You are so right about no choice but to "put it away" In my home you couldn't afford to let them know that you were feeling anything or else the punishment would be severe. The end result now is that I often don't know what I'm feeling and even if I do know I can't express it.

Hopefully this work will be my last step in healing little Mara. I hope so.

We have done so well to get to here and to change things for babes. It's taken a lot of courage but we did it Em. Yeah to us!

Thank you for explaining "splintering" I think I get it now. I'm sorry if my story affected you. I just sometimes find it hard to accurately explain why I am the way I am without actually saying what happened. If you know what I mean.

No need to apologise I am the same when faced with something that affects me, I often can't speak. But like you once I have realised and processed what's happened, I can then come back to the person and respond accordingly. You are like me empathetic, I believe I'm too empathetic at times.

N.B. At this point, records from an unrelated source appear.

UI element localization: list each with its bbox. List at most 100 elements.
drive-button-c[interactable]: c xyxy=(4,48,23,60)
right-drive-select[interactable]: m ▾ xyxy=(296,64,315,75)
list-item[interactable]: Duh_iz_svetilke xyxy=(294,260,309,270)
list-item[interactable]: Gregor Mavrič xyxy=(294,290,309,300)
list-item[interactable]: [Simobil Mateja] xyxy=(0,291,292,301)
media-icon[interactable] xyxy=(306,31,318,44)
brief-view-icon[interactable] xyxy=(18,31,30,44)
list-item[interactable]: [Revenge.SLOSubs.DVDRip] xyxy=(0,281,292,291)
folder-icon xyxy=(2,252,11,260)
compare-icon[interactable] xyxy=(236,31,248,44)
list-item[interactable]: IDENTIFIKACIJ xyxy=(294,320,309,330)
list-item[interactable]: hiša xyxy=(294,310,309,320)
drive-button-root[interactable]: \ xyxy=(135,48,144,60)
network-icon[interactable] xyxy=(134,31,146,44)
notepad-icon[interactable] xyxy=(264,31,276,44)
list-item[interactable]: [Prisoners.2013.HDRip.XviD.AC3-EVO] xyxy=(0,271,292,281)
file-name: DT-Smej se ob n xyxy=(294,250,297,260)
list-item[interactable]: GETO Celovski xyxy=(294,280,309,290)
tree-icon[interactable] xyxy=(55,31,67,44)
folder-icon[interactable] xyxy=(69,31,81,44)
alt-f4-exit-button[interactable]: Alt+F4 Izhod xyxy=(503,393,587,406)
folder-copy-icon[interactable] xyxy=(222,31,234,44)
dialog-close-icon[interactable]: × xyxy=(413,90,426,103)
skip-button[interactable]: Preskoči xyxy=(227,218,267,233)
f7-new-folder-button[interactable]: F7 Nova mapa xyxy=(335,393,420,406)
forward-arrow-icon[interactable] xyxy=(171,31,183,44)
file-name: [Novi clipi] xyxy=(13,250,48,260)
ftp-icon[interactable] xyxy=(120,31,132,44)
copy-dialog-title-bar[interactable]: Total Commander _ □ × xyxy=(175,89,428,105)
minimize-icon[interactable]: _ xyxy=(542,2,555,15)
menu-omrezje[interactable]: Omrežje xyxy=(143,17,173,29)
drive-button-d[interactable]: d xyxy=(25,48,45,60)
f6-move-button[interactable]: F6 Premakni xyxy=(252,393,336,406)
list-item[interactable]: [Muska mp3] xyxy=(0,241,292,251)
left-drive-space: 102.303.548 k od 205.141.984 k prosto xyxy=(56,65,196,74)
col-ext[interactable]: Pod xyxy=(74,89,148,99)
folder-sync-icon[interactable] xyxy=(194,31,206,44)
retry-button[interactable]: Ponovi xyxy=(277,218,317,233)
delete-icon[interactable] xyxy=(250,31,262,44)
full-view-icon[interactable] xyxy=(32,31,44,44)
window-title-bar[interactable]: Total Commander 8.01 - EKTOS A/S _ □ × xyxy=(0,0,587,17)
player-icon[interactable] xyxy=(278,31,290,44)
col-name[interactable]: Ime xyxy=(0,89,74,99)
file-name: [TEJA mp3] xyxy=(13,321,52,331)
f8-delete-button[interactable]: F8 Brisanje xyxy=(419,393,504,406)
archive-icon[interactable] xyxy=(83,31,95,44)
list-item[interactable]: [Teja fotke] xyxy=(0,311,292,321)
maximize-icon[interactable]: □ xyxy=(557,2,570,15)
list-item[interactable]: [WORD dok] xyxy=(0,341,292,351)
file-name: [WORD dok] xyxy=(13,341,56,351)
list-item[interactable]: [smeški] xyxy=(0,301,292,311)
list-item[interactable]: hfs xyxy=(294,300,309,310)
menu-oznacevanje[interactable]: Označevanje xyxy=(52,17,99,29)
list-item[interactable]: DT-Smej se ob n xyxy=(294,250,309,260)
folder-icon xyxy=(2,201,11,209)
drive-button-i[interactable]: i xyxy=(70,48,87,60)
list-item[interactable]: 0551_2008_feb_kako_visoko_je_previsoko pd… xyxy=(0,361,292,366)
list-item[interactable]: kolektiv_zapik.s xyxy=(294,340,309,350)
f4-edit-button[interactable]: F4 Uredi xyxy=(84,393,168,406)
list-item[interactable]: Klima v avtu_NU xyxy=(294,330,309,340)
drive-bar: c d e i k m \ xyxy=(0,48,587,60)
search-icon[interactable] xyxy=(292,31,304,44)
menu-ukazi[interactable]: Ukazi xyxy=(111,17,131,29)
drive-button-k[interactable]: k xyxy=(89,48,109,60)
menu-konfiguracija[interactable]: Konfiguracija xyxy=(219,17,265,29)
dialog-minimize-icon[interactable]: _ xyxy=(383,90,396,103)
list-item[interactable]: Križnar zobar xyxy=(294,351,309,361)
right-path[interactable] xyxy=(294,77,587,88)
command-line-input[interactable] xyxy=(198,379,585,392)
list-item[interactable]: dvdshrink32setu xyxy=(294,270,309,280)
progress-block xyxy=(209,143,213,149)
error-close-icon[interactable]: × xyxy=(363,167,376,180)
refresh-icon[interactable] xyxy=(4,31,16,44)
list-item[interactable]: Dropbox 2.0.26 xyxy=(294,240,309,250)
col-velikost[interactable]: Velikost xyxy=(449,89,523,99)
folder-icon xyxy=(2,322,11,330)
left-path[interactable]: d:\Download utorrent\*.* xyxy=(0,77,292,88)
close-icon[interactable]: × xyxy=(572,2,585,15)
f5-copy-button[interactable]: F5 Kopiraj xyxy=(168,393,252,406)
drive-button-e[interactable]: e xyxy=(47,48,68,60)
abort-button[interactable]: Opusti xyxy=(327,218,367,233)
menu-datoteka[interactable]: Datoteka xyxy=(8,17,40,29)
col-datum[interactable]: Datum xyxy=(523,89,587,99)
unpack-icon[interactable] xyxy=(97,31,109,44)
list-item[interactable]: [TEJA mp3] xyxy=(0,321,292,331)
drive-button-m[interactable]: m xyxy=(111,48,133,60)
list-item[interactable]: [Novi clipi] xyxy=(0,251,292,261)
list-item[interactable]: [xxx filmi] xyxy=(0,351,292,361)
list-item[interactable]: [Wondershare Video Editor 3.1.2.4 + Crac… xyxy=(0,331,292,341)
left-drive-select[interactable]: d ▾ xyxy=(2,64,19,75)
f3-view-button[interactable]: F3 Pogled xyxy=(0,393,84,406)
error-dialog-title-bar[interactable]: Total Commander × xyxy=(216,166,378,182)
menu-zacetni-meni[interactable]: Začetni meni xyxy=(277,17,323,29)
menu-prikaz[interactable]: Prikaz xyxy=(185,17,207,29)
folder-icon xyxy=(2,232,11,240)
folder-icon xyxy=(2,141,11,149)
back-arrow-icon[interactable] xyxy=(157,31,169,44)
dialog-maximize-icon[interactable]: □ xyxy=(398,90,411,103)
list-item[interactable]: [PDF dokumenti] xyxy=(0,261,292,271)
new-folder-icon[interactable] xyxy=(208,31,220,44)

Those nights of being woken up to wait for my Dad are minor compared to the other stuff but it's haunting at the minute and as you say it may just be a gateway to access the rest of the trauma.

I can't paint and I have never thought of that image in that way but since you mentioned it........ I have a friend who paints maybe I'll get her to paint it for me.

I try to love her Em but she's so shut down. But hopefully with a few more sessions I'll be able reach her. That's my goal.